E4-19 On December 31, the adjusted trial balance of Oslo Employment Agency shows the following

selected data.

Accounts Receivable $24,000 Commission Revenue $92,000
Interest Expense 7,800 Interest Payable 1,500
Analysis shows that adjusting entries were made to (1) accrue $4,500 of commission revenue and
(2) accrue $1,500 interest expense.

Instructions
(a) Prepare the closing entries for the temporary accounts at December 31.

(b) Prepare the reversing entries on January 1.

(c) Post the entries in (a) and (b). Rule and balance the accounts. (Use T accounts.)

(d) Prepare the entries to record (1) the collection of the accrued commissions on January 10
and (2) the payment of all interest due ($2,500) on January 15.

(e) Post the entries in (d) to the temporary accounts

To answer this question, we will need to go through the steps of preparing closing entries, reversing entries, posting entries, and preparing new entries. Here's how you can go about each step:

(a) Prepare the closing entries for the temporary accounts at December 31:

1. Determine the temporary accounts that need to be closed. In this case, the temporary accounts are "Commission Revenue" and "Interest Expense".

2. Write the closing entries. For Commission Revenue, you need to debit the account for the amount of commission revenue earned ($92,000), and credit the Income Summary account for the same amount. For Interest Expense, you need to debit the Income Summary account for the amount of interest expense accrued ($7,800), and credit the Interest Expense account for the same amount.

The closing entries would be as follows:
Commission Revenue 92,000
Income Summary 92,000

Income Summary 7,800
Interest Expense 7,800

(b) Prepare the reversing entries on January 1:

1. Determine the accounts that were debited and credited in the closing entries above. In this case, the accounts are "Commission Revenue", "Income Summary", "Income Summary", and "Interest Expense".

2. Write the reversing entries. For Commission Revenue, you need to debit the Income Summary account for the amount of commission revenue earned ($92,000), and credit the Commission Revenue account for the same amount. For Interest Expense, you need to debit the Interest Expense account for the amount of interest expense accrued ($7,800), and credit the Income Summary account for the same amount.

The reversing entries would be as follows:
Income Summary 92,000
Commission Revenue 92,000

Interest Expense 7,800
Income Summary 7,800

(c) Post the entries in (a) and (b). Rule and balance the accounts. (Use T accounts.):

To post the entries, you would need to create T accounts for the relevant accounts: Accounts Receivable, Commission Revenue, Interest Expense, and Interest Payable. Record the debits and credits from the entries in (a) and (b) to their respective accounts. Follow the rules of debits and credits (for example, debiting assets and expenses, and crediting liabilities and revenues) and balance the accounts accordingly.

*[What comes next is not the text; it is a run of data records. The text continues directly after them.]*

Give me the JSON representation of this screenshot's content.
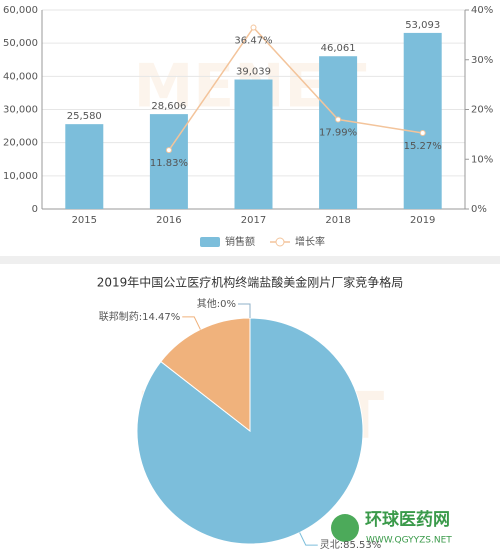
{
  "watermark": "MENET",
  "logo": {
    "name": "环球医药网",
    "url": "WWW.QGYYZS.NET"
  },
  "chart_data": [
    {
      "type": "bar-line",
      "categories": [
        "2015",
        "2016",
        "2017",
        "2018",
        "2019"
      ],
      "series": [
        {
          "name": "销售额",
          "type": "bar",
          "color": "#7cbedb",
          "values": [
            25580,
            28606,
            39039,
            46061,
            53093
          ],
          "value_labels": [
            "25,580",
            "28,606",
            "39,039",
            "46,061",
            "53,093"
          ]
        },
        {
          "name": "增长率",
          "type": "line",
          "axis": "y2",
          "color": "#f3c49b",
          "values": [
            null,
            11.83,
            36.47,
            17.99,
            15.27
          ],
          "value_labels": [
            null,
            "11.83%",
            "36.47%",
            "17.99%",
            "15.27%"
          ]
        }
      ],
      "ylim": [
        0,
        60000
      ],
      "yticks": [
        0,
        {
          "value": 10000,
          "label": "10,000"
        },
        {
          "value": 20000,
          "label": "20,000"
        },
        {
          "value": 30000,
          "label": "30,000"
        },
        {
          "value": 40000,
          "label": "40,000"
        },
        {
          "value": 50000,
          "label": "50,000"
        },
        {
          "value": 60000,
          "label": "60,000"
        }
      ],
      "y2lim": [
        0,
        40
      ],
      "y2ticks": [
        {
          "value": 0,
          "label": "0%"
        },
        {
          "value": 10,
          "label": "10%"
        },
        {
          "value": 20,
          "label": "20%"
        },
        {
          "value": 30,
          "label": "30%"
        },
        {
          "value": 40,
          "label": "40%"
        }
      ],
      "grid": true,
      "legend": "bottom"
    },
    {
      "type": "pie",
      "title": "2019年中国公立医疗机构终端盐酸美金刚片厂家竞争格局",
      "categories": [
        "灵北",
        "联邦制药",
        "其他"
      ],
      "values": [
        85.53,
        14.47,
        0
      ],
      "value_labels": [
        "灵北:85.53%",
        "联邦制药:14.47%",
        "其他:0%"
      ],
      "colors": [
        "#7cbedb",
        "#f0b27c",
        "#8fb0c8"
      ]
    }
  ]
}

(d) Prepare the entries to record (1) the collection of the accrued commissions on January 10 and (2) the payment of all interest due ($2,500) on January 15:

1. For the collection of accrued commissions on January 10, you would need to debit the Accounts Receivable account for $24,000 (the amount of commission receivable), credit the Commission Revenue account for $4,500 (the amount already earned), and credit the Accounts Receivable account for $19,500 (the remaining balance).

The entry would be as follows:
Accounts Receivable 24,000
Commission Revenue 4,500
Accounts Receivable 19,500

2. For the payment of all interest due on January 15, you would need to debit the Interest Payable account for $1,500 (the amount of interest payable), debit the Interest Expense account for $1,000 (the amount of interest accrued but not yet paid), and credit the Cash account for $2,500 (the payment made).

The entry would be as follows:
Interest Payable 1,500
Interest Expense 1,000
Cash 2,500

(e) Post the entries in (d) to the temporary accounts:

Similarly, create T accounts for the relevant temporary accounts (Commission Revenue, Interest Expense, Interest Payable). Post the debits and credits from the entries in (d) to their respective accounts. Remember to follow the rules of debits and credits and balance the accounts accordingly.

By following these steps, you should be able to prepare the necessary entries and post them to the accounts mentioned.